The same happened on the day of my mother's funeral, when we got a Chinese take-away which the 12 of us partook of together. For the moment, my entries will be purely brief notices on the day's events, if they are noteworthy (in my mind), with pointers to any pictures on the Flickr.com site (link in sidebar). I have now placed yesterday's pics on a map, so you have an idea whereabouts they were taken. Someone asked about windturbines - they can be seen clearly on the picture labelled "Rhein Bridge Emmerich".
I cannot put the pictures of family events on a public photosite, if only because there are children present in them.
During the last few days, my dad and I have gone out in a car in the general area. Last night I took my camera along, as we made our way into Germany. That's only 15 miles away, and since the elimination of border checks an easy trip to make. The difference between the two countries is quite marked, if only in terms of architecture. When I stood on a hill near the village of Elten, the view encompassed dozens of windturbines. It presented the vista that nearly got foisted on the Isle of Lewis, had the Scottish Government not put paid to the proposal to build 180 of the things there.
I have opened a separate Flickr account for my Dutch (and German) photographs. I am not going to upload things twice, which is a waste of bandwidth.
Saturday, 3 May 2008
Welcome to my Dutch blog, called The Shell Gallery. I am not updating this blog until further notice, but would like to invite you to put it on alerts.
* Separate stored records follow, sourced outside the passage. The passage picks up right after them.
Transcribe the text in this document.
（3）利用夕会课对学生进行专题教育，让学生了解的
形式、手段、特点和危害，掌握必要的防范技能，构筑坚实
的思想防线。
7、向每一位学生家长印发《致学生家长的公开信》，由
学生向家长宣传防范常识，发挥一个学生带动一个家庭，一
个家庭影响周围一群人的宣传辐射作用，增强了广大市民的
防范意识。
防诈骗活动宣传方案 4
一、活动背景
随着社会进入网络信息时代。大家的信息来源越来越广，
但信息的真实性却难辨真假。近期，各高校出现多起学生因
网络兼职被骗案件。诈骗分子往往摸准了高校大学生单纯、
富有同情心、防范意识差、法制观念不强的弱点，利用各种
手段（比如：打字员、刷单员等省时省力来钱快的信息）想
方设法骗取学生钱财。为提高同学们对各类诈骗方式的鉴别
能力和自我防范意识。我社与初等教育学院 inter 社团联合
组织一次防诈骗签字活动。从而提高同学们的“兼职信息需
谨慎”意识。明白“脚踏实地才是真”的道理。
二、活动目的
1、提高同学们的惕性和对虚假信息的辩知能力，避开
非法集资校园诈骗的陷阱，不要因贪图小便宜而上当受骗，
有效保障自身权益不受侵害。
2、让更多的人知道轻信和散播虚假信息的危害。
Please note I am using a different screenname, Veluweman.
Northern Trip will remain, and should I return to Stornoway, I'll update that from there.
The shell gallery is part of the countrypark near my town, which surrounds a castle, much like at Stornoway, where Northern Trip is based. This castle dates back to the 14th century and used to be the centre of town.
The Veluwe (pronounce: Fay'-lew-er, stress first syllable) is a large area of forest and heathland, stretching for 30 miles in the east of Holland.